The term benthos, coined by Haeckel in 1891,[3] comes from the Greek noun βένθος "depth of the sea".[1][4] Benthos is used in freshwater biology to refer to organisms at the bottom of freshwater bodies of water, such as lakes, rivers, and streams.[5] There is also a redundant synonym, benthon.[6]

Food sources

Effect of eutrophication on marine benthic life

The main food sources for the benthos are algae and organic runoff from land. The depth of water, temperature and salinity, and type of local substrate all affect what benthos is present. In coastal waters and other places where light reaches the bottom, benthic photosynthesizing diatoms can proliferate. Filter feeders, such as sponges and bivalves, dominate hard, sandy bottoms. Deposit feeders, such as polychaetes, populate softer bottoms. Fish, such as dragonets, as well as sea stars, snails, cephalopods, and crustaceans are important predators and scavengers.

Benthic organisms, such as sea stars, oysters, clams, sea cucumbers, brittle stars and sea anemones, play an important role as a food source for fish, such as the California sheephead, and humans.

By size

Macrobenthos

Macrobenthos comprises the larger, visible to the naked eye, benthic organisms greater than about 1 mm in size.

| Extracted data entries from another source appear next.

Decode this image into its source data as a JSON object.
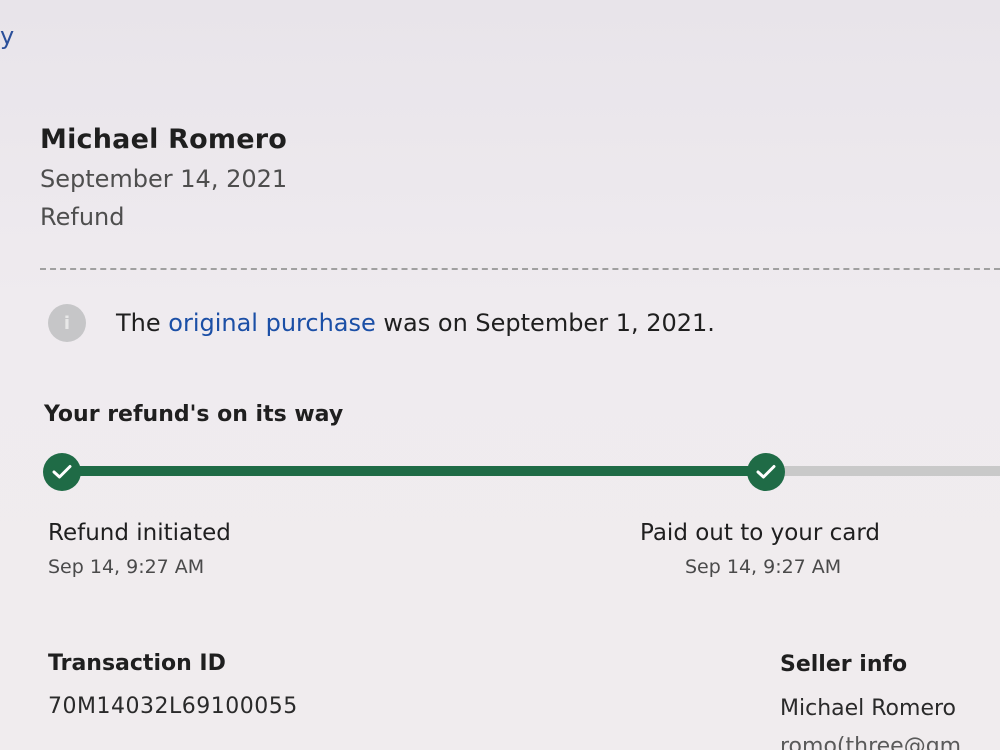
{
  "back_link": {
    "label": "y"
  },
  "header": {
    "name": "Michael Romero",
    "date": "September 14, 2021",
    "type": "Refund"
  },
  "notice": {
    "prefix": "The ",
    "link_text": "original purchase",
    "suffix": " was on September 1, 2021."
  },
  "progress": {
    "title": "Your refund's on its way",
    "completed_fraction": 0.75,
    "steps": [
      {
        "label": "Refund initiated",
        "time": "Sep 14, 9:27 AM"
      },
      {
        "label": "Paid out to your card",
        "time": "Sep 14, 9:27 AM"
      }
    ]
  },
  "transaction": {
    "id_label": "Transaction ID",
    "id_value": "70M14032L69100055"
  },
  "seller": {
    "label": "Seller info",
    "name": "Michael Romero",
    "email_partial": "romo(three@gm"
  },
  "colors": {
    "progress_green": "#1f6b46",
    "link_blue": "#1b4fa6"
  }
}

Some examples are polychaete worms, bivalves, echinoderms, sea anemones, corals, sponges, sea squirts, turbellarians and larger crustaceans such as crabs, lobsters and cumaceans.

Meiobenthos

Meiobenthos comprises tiny benthic organisms that are less than about 1 mm but greater than about 0.1 mm in size. Some examples are nematodes, foraminiferans, tardigrades, gastrotriches and smaller crustaceans such as copepods and ostracodes.

Microbenthos

Microbenthos comprises microscopic benthic organisms that are less than about 0.1 mm in size. Some examples are bacteria, diatoms, ciliates, amoeba, flagellates.

By type

"A variety of marine worms": plate from Das Meer by M. J. Schleiden (1804–1881).

Zoobenthos

Zoobenthos comprises the animals belonging to the benthos.

Phytobenthos

Phytobenthos comprises the plants belonging to the benthos, mainly benthic diatoms and macroalgae (seaweed).

By location

Endobenthos

Endobenthos lives buried, or burrowing in the sediment, often in the oxygenated top layer, e.g., a sea pen or a sand dollar.

Epibenthos

Epibenthos lives on top of the sediments, e.g., like a sea cucumber or a sea snail crawling about. Unlike other epiphytes.

Hyperbenthos

Hyperbenthos lives just above the sediment, e.g., a rock cod.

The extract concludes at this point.